A Little Inspiration: ‘Tracks’, power, taking the first step, and escaping society’s limitations. 

Tracks Robyn Davison

Two years ago, on a plane to Australia, I watched the incredible movie ‘Tracks’.

It is an adaptation of a memoir of the same name, detailing Robyn Davidson’s 9 month journey in 1977 from Alice Springs across 2,700 kilometers (1,700 miles) of Australian deserts to the Indian Ocean, with her dog and four camels.  Read that sentence again. 9 months….a lone woman with 4 camels….2,700 kilometres of brutal Australian desert.

It spoke to my travelling nature so strongly that I sat with tears streaming down my face for a lot of the movie. (I always find it amusing that you can sit on a plane crying, laughing out loud, or jumping in fright, at a movie….and no-one else has a clue exactly why or what you’re watching.)

If you have any travel in you, are drawn to introversion, minimalism, simplicity, nature, or just love a good life-changing journey….you might love it too.

Just last night….well, in the middle of the night (because baby) I finished reading the book the movie was based on.

Two passages near the end really struck me.

I could add my explanation or 2 cents about them…but the author writes so clearly my words would be superfluous.

So I’ll just leave you with Robyn Davidson…

“….there was one clear fact that emerges from the quagmire.  The trip was easy.  It was no more dangerous than crossing the street, or driving to the beach, or eating peanuts.  The two important things that I did learn were that you are as powerful and strong as you allow yourself to be, and that the most difficult part of any endeavour is taking the first step, making the first decision.  And I knew even then that I would forget them time and time again and would have to go back and repeat those words that had become meaningless and try to remember.  I knew even then that, instead of remembering the truth of it, I would lapse into a useless nostalgia.  Camel trips, as I suspected all along, do not begin or end, they merely change form.”

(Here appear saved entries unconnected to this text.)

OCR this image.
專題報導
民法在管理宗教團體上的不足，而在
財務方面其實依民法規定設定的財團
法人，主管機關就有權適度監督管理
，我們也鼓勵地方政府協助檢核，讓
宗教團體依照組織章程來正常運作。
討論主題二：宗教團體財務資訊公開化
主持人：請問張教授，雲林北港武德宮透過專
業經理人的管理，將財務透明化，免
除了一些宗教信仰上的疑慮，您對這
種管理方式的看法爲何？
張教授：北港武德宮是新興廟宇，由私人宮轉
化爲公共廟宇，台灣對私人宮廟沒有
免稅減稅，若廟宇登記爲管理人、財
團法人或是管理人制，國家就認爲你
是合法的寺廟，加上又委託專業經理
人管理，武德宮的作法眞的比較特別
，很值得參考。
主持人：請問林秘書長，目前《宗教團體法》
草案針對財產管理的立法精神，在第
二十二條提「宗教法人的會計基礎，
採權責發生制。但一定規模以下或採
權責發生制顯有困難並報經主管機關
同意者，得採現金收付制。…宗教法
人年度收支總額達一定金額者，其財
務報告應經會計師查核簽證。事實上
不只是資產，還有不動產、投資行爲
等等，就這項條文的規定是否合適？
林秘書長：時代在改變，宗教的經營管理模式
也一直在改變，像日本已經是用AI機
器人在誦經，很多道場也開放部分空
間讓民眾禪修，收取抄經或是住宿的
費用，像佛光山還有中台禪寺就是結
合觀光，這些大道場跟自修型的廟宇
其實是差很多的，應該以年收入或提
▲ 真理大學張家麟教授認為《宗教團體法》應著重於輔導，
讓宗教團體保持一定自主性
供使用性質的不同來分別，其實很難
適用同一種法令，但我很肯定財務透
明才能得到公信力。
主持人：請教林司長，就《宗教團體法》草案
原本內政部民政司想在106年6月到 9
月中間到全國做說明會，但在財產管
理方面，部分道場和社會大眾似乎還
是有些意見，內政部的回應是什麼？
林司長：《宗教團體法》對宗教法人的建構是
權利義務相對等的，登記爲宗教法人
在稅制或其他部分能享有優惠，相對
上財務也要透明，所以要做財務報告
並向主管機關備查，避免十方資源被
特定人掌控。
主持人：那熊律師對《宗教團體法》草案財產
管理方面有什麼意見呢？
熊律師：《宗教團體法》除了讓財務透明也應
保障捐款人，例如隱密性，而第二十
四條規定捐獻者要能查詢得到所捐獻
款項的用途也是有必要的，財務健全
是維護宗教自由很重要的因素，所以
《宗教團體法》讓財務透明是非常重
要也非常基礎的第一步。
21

(Ok, so I do feel the need to add one little thing. This passage was so eye-opening to me because when you read of her journey the very last words that come to mind are easy or not dangerous, as it seemed both very bloody hard and extremely dangerous.  So if she could come to see it is easy then her metaphor could apply to any journey of any kind.)

AND….and this one really gets me….

“The question I’m most commonly asked is ‘why?’  A more pertinent question would be why is it that more people don’t attempt to escape the limitations imposed on them?  If ‘Tracks’ has a message at all, it is that one can be awake to the demand for obedience that seems natural simply because it is familiar.  Wherever there is pressure to conform (one person’s conformity is often in the interests of another person’s power), there is a requirement to resist.  Of course I did not mean that people should drop what they are doing and head for the wilder places, certainly not that they should copy what I did. I meant that one can choose adventure in the most ordinary of circumstances.  Adventure of the mind, or to use an old-fashioned word, spirit.”